Kenseth, who finished 25th, didn’t seem to understand the reason for Stewart’s anger.
“’I guess he just wanted to do all the taking, so that’s where we ended up,” Kenseth said. Kenseth also mentioned that the two also had incidents at Sonoma and Indianapolis this year. “’I just said ‘OK, that’s fine. I’m just going to race you the same way you race me. Look, Tony is probably the greatest race car driver in the garage. I don’t really have anything bad to say about Tony.”

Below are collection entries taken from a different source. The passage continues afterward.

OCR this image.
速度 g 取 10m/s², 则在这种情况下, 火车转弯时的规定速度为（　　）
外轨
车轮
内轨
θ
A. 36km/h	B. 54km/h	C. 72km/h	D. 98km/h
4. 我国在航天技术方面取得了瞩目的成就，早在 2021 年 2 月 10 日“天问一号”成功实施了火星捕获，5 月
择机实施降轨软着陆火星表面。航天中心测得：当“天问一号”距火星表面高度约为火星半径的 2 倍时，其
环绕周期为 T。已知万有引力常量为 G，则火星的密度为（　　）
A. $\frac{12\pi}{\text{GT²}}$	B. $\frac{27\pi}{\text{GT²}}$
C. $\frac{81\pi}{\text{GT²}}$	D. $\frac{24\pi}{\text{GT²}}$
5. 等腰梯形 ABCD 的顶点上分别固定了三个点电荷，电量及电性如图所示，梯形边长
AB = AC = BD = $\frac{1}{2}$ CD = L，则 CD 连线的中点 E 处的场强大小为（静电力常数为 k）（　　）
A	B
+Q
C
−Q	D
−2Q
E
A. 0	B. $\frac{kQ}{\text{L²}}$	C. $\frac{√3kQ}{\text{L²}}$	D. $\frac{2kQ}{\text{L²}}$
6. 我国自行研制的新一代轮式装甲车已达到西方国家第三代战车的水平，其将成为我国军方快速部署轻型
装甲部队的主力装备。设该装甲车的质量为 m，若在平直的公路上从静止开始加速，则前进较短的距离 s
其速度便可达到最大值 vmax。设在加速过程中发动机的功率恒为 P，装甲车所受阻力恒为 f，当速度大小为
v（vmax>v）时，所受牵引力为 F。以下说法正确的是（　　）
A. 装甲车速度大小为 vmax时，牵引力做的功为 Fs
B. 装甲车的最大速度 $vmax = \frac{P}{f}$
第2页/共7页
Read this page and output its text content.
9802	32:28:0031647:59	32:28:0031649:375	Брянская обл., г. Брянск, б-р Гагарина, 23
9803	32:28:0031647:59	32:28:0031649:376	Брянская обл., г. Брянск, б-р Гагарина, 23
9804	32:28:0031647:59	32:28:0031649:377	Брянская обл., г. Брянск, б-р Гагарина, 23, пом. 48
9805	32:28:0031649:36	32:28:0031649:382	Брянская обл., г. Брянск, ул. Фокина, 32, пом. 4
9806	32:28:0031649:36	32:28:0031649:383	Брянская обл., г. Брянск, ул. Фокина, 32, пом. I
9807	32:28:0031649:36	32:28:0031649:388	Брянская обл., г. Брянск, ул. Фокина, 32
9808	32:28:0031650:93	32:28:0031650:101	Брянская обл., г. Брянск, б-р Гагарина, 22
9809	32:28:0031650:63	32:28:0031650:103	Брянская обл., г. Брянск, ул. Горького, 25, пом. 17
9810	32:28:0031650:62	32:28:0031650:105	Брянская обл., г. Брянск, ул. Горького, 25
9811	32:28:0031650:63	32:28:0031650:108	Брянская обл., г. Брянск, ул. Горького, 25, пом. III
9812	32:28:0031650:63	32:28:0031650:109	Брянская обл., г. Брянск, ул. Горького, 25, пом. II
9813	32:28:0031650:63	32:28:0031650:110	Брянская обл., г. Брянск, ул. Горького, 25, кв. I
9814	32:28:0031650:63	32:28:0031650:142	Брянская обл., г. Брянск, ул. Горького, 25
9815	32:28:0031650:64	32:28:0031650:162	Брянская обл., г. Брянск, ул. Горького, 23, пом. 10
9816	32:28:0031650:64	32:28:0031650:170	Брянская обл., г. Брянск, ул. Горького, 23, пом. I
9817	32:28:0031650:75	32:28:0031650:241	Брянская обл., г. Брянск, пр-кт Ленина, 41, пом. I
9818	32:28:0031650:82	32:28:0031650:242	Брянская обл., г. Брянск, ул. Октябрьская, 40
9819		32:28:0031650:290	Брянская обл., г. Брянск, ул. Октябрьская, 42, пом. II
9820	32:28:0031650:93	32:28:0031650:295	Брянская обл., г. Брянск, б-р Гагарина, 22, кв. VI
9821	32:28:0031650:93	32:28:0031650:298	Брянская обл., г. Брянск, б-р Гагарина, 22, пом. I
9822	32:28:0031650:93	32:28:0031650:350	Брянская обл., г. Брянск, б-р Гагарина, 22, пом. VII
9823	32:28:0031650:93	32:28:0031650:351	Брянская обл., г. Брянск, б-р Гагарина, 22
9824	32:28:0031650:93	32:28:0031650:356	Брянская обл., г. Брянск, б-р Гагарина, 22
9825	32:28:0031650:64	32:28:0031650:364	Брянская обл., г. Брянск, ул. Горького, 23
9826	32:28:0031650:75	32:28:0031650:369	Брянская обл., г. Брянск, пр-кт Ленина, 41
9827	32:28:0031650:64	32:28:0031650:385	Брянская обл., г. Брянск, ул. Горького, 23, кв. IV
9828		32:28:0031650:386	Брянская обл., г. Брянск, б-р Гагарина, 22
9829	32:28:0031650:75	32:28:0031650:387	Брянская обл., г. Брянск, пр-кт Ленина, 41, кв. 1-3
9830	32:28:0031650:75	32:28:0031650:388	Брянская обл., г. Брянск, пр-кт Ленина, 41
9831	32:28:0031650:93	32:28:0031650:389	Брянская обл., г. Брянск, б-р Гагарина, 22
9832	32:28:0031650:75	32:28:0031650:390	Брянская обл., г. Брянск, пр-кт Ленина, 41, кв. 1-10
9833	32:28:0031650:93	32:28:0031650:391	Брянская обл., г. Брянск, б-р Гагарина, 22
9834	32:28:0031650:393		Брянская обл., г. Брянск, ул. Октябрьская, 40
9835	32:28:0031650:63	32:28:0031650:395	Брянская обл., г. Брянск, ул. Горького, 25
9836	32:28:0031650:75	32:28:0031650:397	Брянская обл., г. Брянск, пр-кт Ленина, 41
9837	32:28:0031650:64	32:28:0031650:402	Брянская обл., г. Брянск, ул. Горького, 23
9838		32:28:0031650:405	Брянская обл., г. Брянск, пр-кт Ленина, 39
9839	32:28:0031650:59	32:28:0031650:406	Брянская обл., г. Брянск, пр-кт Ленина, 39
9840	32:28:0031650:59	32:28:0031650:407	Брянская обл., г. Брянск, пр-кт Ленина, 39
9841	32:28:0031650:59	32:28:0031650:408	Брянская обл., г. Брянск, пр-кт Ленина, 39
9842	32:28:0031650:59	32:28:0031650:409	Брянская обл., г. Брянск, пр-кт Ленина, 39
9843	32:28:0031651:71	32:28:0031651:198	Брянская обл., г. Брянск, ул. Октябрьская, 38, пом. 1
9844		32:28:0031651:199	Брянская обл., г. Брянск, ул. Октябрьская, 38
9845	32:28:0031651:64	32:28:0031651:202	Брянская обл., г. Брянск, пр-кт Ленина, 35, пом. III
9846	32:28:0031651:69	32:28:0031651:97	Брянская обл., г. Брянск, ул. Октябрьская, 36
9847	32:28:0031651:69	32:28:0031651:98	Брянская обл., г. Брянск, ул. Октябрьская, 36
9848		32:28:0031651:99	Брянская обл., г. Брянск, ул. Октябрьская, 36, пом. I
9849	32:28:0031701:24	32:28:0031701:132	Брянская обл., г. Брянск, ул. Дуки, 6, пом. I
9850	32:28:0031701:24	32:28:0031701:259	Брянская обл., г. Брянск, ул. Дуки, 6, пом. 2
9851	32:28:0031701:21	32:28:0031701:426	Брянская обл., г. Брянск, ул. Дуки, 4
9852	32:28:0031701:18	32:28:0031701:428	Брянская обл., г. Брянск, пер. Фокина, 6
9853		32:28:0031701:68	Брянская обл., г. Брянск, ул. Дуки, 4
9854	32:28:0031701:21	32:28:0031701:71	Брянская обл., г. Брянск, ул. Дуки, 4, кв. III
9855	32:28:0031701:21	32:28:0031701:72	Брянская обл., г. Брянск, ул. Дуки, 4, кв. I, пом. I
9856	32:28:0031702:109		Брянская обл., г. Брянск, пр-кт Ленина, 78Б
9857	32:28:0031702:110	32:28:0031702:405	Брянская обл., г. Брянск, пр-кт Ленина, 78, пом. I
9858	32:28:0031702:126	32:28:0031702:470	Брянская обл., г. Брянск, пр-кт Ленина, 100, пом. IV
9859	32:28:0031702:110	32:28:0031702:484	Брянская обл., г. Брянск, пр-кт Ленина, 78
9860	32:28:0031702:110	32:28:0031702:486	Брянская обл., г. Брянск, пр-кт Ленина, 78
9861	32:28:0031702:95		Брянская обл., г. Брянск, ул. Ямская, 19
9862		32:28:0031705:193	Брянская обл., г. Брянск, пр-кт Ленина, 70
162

There was nearly another helmet throw when Danica Patrick was on the lead lap and running 19th when she wasn’t happy with Regan Smith’s move that sent her into the wall and out of the race with 64 laps remaining. She waited for Smith to come back around, but only to wag a disapproving finger at the driver of the No. 78, hanging on to her helmet.
“’We were just racing hard, this is Bristol, this is why people love this track because you see a lot of that, you see tempers flare,” Patrick said.
For Gordon, it was just like old times.
“I say they grind the whole place. It was awesome,” Gordon said. ”It reminded me of old-school Bristol.”
The Sprint Cup teams travel next to Atlanta Motor Speedway for the Advocare 500. Coverage begins at 7:00pm EDT Sunday night on ESPN.